Carol - Come on over! Think of the fun we'd have!

Sharon - those yew trees of yours must be amazing.
Have you seen the Fortingall Yew in Perthshire? That is estimated to be between 2000 and 5000 years old! The oldest living thing in Europe.(Bit like me!)

Pamela - Rowan says 'hi' to Edward! We enjoyed your company, come again!

Gwen - Thank you. These islands are crowded, getting more so every day!However, it never seems so to me. I think it's because I'm a country girl, I don't like towns so I seek out the wild places where the Magic still lives.
Fortunately there are still plenty of them to explore!
It's always a treat to have your company when I do.

Lynne - It was special,extra magic provided by a rare sunny afternoon!People had tied little ribbons in the branches to honour the tree and I wondered if it's the same idea as the tree flags you spoke about?
I'm afraid Rowan's training hasn't got to the respect of place or person stage, good thing she's cute!

Chrissy - glad your back!Thank you so much for the award, You're very kind and I appreciate it!
You're welcome to come along with us any time! We'll be in Cornwall in a week or so, could you arrange some fine weather?Take care.x

Nan - How lovely that England is in your heart, I love the old place too.
The small,rural churches do struggle sometimes (Hope Bagot is a thriving community)but most seem to manage.Perhaps, for example, having a service once a month. Some are looked after by what's called the Redundant Churches Fund, they're kept open and looked after by means of donations etc.
I'm often surprised by how vibrant some of the small rural congregations are and by the lovely welcome they give!

Kate - Mine too! I always feel more at home in a little country church. These places ooze atmosphere, wonderful!

lynne h said...

oh, ribbons on the yew tree!! yes, i'll bet it's a universal thing!! okay, just planetary... universal may be stretching it a bit. ; )

Ravenhill said...

Absolutely beautiful photos! (As always!) I know how it is with frustrations with technological things... Luckily my husband is less impaired in this departement!

Robyn said...

Beautiful photogtaphs. They make me want to climb on the first plane to Britain.

rivergardenstudio said...

Oh.... these photographs are just lovely, especially when I clicked for details. What a beautiful place! Thank you for sharing these... roxanne

annette emms said...

Lynne - Sacred trees all over the planet, that's a wonderful thought.

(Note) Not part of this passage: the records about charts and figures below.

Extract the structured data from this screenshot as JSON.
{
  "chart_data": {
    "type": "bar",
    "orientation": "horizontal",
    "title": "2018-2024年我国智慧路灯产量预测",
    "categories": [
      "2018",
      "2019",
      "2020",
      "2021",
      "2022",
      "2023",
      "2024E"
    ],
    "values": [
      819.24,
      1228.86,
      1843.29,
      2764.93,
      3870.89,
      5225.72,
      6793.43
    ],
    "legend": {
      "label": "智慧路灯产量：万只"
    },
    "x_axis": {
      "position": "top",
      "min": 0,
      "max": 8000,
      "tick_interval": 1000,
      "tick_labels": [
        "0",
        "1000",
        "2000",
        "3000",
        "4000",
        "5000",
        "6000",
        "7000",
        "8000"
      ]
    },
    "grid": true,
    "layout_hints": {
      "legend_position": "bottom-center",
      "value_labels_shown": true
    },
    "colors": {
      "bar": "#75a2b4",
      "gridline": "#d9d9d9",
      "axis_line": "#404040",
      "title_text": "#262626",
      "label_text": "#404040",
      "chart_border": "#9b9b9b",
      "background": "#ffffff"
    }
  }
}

Emily - Thank you, you're very kind! I honestly think that anything I achieve with the camera is more luck than judgement!

Robyn - Bizarre! I was just reading your post and wanting to get on a plane to South Africa!I need some sun!

Roxanne - glad you liked them.It is beautiful here, but at the risk of boring everyone, I just wish it wasn't so wet!

tumbleweed said...

Hope Bagot sounds as though it ought to be just upstream from Badger's Drift and perhaps the next stop from Shudy Camps...

I live at Hope Springs, which very much lives up to its name...

Rima said...

How very lovely :)
I went to Ludlow once for the Medieval Fair and it was raining!